Com o subtítulo ‘Uma história real sobre poder, ganância e idealismo perdido’, o livro constitui um relato na primeira pessoa dos sete anos em que Sarah Wynn-Williams exerceu funções como diretora de Políticas Públicas Globais no Facebook. Ao longo da narrativa, a autora descreve uma organização obcecada com o crescimento, caracterizada por uma cultura interna tóxica, ambições contraditórias e processos de decisão pouco escrutinados, apesar do impacto global da plataforma.
Segundo a sinopse, trata-se de “um retrato implacável da corrupção moral e política do setor digital”, escrito num tom crítico e assumidamente direto, que aponta a forma como decisões tomadas por um número reduzido de executivos condicionam a vida de milhões de utilizadores em todo o mundo. O livro é apresentado como a obra que Mark Zuckerberg terá tentado impedir de ver a luz do dia, através de mecanismos legais.
A Meta recorreu à American Arbitration Association, um organismo privado de arbitragem, alegando que a promoção do livro poderia causar “danos imediatos e irreparáveis” à empresa. Na sequência desse pedido, foi emitida uma decisão provisória que impede a autora de promover publicamente a obra, incluindo a concessão de entrevistas, participação em eventos de lançamento ou outras ações promocionais.
A decisão, no entanto, não se estende à editora, a Pan Macmillan, que reafirmou o seu compromisso com a liberdade de expressão e com o direito da autora a relatar a sua experiência profissional. Desta forma, o livro pode continuar a ser vendido e distribuído normalmente nas livrarias.
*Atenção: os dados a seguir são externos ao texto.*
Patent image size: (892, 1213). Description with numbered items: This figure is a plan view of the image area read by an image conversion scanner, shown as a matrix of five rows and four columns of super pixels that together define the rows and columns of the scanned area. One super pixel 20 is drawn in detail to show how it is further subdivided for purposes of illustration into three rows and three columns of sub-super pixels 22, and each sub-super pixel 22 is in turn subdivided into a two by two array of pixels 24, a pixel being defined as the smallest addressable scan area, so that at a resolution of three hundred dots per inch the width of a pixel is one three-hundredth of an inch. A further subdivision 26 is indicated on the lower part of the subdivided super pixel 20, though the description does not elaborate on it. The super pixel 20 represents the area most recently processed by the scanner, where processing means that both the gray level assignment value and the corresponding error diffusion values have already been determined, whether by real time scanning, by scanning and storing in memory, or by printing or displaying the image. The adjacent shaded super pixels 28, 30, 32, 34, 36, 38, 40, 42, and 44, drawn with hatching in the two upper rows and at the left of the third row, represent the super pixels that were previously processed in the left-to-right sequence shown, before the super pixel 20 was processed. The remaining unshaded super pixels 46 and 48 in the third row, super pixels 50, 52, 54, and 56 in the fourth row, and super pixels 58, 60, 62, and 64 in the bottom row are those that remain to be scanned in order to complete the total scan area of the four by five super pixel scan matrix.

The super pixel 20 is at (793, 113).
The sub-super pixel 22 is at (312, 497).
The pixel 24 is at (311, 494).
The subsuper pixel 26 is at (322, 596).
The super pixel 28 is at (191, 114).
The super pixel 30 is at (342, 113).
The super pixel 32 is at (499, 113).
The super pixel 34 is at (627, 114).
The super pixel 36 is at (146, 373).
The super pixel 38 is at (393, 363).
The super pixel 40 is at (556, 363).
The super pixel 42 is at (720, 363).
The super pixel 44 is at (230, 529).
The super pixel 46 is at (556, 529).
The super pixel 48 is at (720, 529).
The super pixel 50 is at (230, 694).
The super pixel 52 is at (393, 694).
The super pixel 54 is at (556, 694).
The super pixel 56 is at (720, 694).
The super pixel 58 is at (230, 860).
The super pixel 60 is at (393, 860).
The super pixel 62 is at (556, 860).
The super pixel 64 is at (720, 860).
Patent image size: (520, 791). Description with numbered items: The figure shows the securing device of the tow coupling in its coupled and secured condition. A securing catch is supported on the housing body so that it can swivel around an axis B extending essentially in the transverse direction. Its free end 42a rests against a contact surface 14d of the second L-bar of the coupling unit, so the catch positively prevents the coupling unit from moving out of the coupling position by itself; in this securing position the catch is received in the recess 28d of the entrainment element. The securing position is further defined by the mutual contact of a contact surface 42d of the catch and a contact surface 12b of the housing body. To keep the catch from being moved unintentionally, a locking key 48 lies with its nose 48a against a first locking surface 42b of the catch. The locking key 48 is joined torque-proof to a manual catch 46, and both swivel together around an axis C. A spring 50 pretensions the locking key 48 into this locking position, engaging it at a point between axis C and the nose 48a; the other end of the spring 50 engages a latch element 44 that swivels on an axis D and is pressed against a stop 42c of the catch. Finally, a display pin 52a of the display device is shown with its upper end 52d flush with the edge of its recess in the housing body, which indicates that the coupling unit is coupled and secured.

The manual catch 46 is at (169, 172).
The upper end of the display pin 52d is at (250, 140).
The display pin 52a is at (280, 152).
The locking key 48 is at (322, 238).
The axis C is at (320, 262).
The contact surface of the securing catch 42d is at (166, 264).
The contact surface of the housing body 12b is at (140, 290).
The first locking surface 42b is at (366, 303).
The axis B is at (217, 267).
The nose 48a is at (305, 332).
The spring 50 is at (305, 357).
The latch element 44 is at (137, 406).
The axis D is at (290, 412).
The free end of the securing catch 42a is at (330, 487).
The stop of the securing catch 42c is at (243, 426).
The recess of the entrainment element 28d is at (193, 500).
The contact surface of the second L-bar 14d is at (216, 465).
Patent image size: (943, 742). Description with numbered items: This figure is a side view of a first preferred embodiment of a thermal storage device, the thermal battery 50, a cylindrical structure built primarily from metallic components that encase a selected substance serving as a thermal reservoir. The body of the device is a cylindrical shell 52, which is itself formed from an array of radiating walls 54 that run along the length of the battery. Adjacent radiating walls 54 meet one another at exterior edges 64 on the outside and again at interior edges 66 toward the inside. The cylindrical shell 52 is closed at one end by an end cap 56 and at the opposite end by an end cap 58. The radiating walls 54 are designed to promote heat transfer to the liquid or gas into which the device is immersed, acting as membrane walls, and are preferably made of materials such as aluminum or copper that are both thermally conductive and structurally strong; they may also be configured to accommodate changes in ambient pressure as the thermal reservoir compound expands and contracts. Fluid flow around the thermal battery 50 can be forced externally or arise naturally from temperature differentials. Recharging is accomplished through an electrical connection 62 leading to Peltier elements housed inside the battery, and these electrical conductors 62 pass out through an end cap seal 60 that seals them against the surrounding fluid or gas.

No seu testemunho, Sarah Wynn-Williams aborda episódios de assédio e abuso de poder no interior da empresa, bem como decisões políticas controversas associadas à atuação do Facebook. Entre os temas abordados estão o papel da plataforma na disseminação de desinformação durante as eleições presidenciais norte-americanas de 2016, a propagação de discurso de ódio em Myanmar e contactos com regimes autoritários, incluindo projetos desenvolvidos com vista à entrada no mercado chinês.